ANKARA: Le président turc Recep Tayyip Erdogan a appelé mercredi à mettre fin à la guerre au Moyen-Orient "avant qu'elle n'embrase complètement la région", lors d'un discours devant son groupe parlementaire.

"Il faut mettre fin à cette guerre avant qu'elle ne s'aggrave et n'embrase complètement la région. Si la diplomatie a une chance, c'est tout à fait possible.

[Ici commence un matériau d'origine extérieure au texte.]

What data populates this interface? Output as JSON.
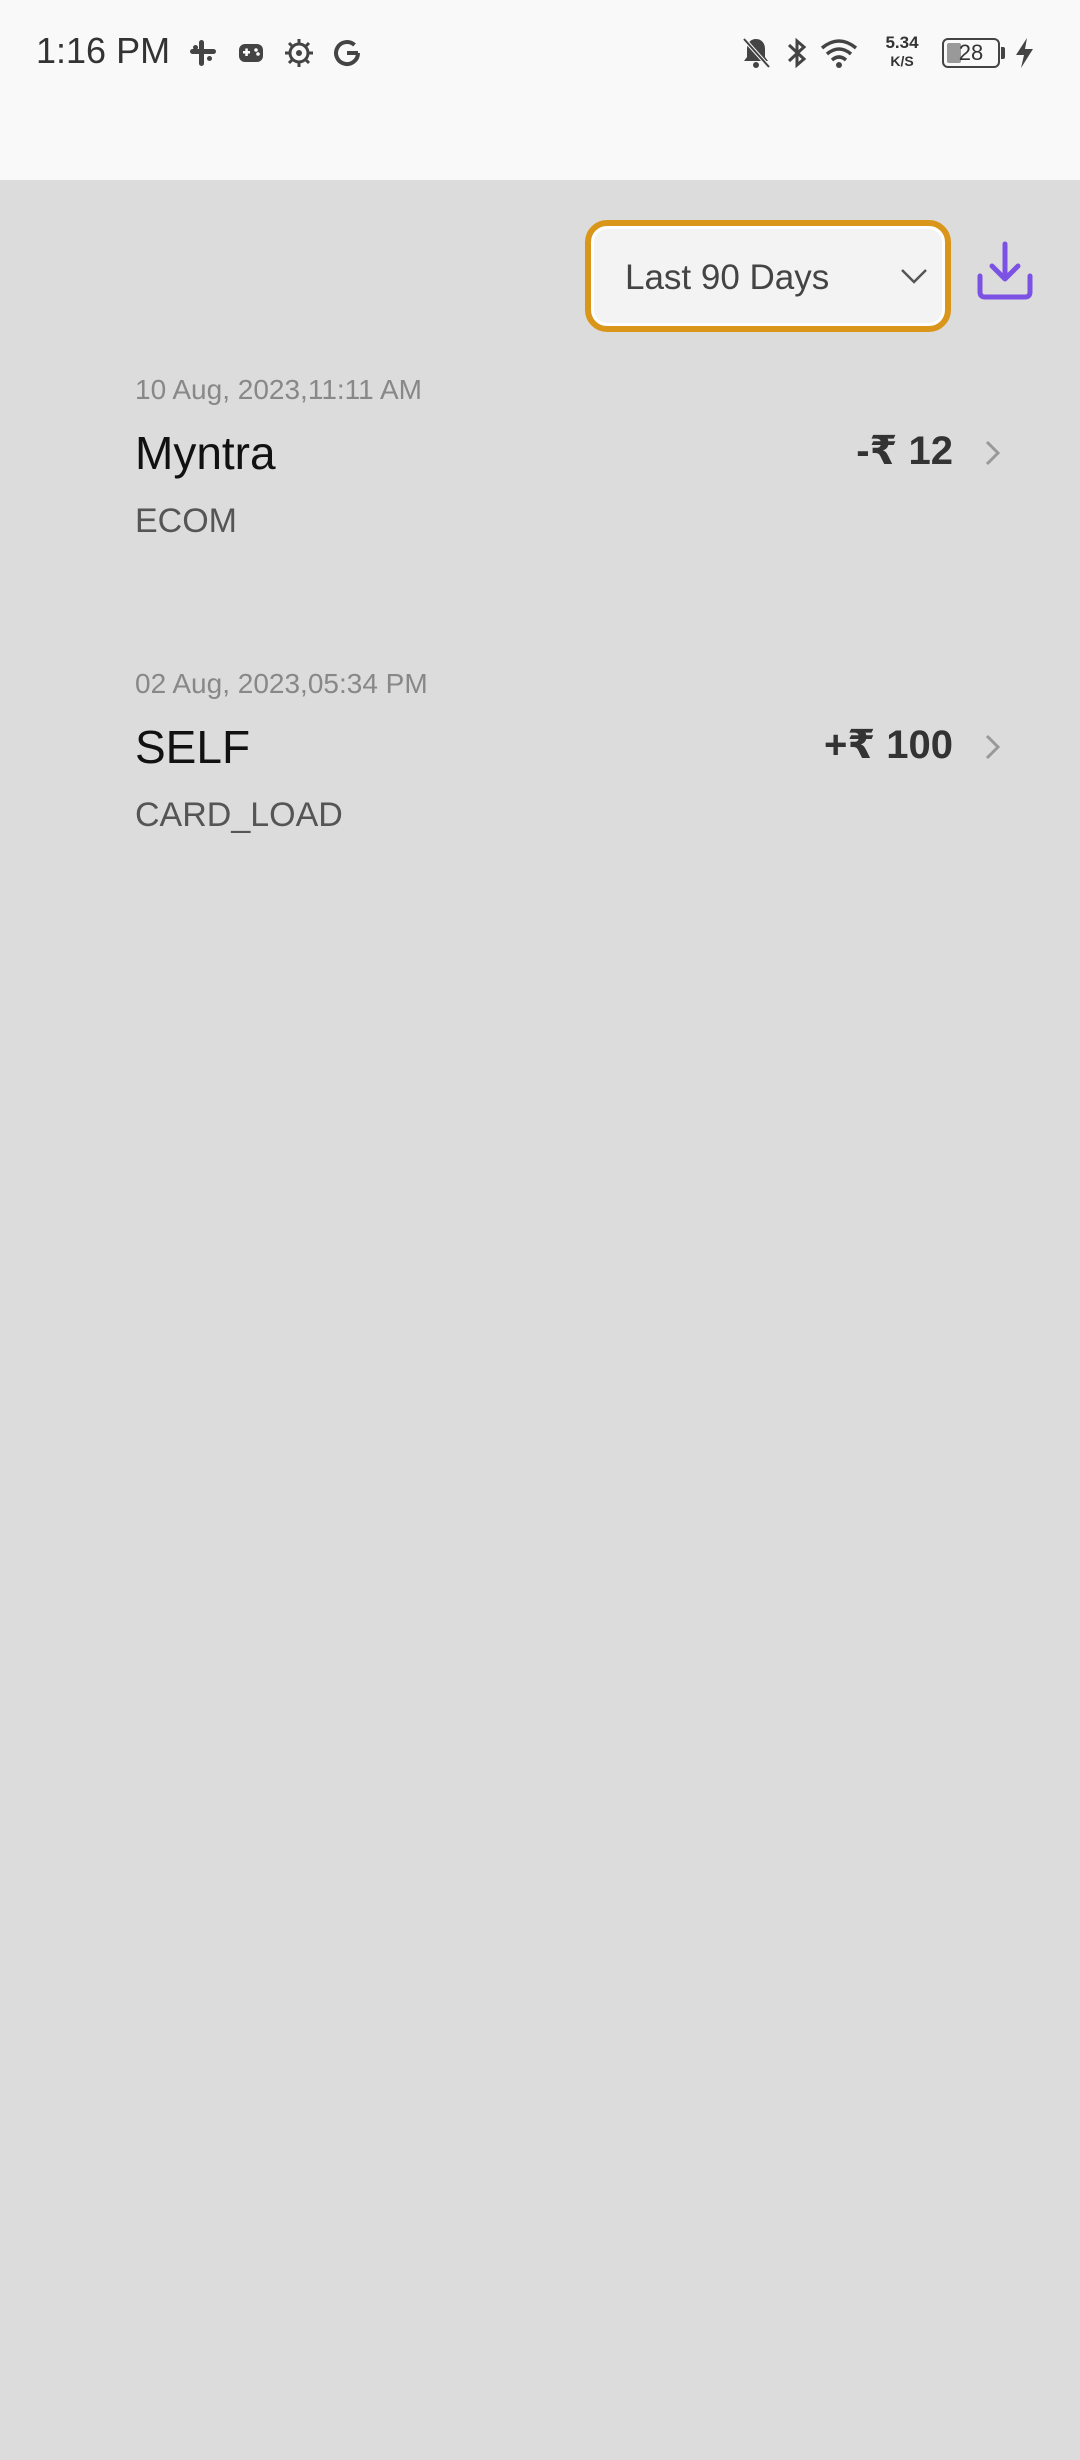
{
  "status_bar": {
    "time": "1:16 PM",
    "left_icons": [
      "slack-icon",
      "game-controller-icon",
      "settings-gear-icon",
      "google-icon"
    ],
    "right_icons": [
      "notifications-off-icon",
      "bluetooth-icon",
      "wifi-icon",
      "battery-icon",
      "charging-icon"
    ],
    "network_speed_value": "5.34",
    "network_speed_unit": "K/S",
    "battery_level": "28"
  },
  "filter": {
    "selected": "Last 90 Days",
    "accent_color": "#d9961a"
  },
  "download": {
    "icon": "download-icon",
    "color": "#7b52e3"
  },
  "transactions": [
    {
      "date": "10 Aug, 2023,11:11 AM",
      "name": "Myntra",
      "type": "ECOM",
      "amount": "-₹ 12"
    },
    {
      "date": "02 Aug, 2023,05:34 PM",
      "name": "SELF",
      "type": "CARD_LOAD",
      "amount": "+₹ 100"
    }
  ]
}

Nous poursuivons patiemment nos efforts pour ramener les parties à la table des négociations", a affirmé le chef de l'Etat turc.

"Nous sommes tous conscients que si cette guerre insensée, anarchique et illégale se poursuit, les pertes humaines et matérielles s'aggraveront, et le coût pour l'économie mondiale ne fera que croître", a-t-il ajouté.

"En tant que peuples de la région, nous ne devons pas laisser un conflit dont nous sommes déjà victimes nous infliger de nouvelles souffrances", a-t-il souligné.

En revanche, lundi, le président turc avait mis en garde l'Iran contre toute "action provocatrice" après l'interception d'un second missile tiré depuis l'Iran dans l'espace aérien turc.

"Malgré nos avertissements clairs, des actions extrêmement inappropriées et provocatrices continuent d'être entreprises, mettant en péril l'amitié de la Turquie" envers l'Iran, avait-il  affirmé.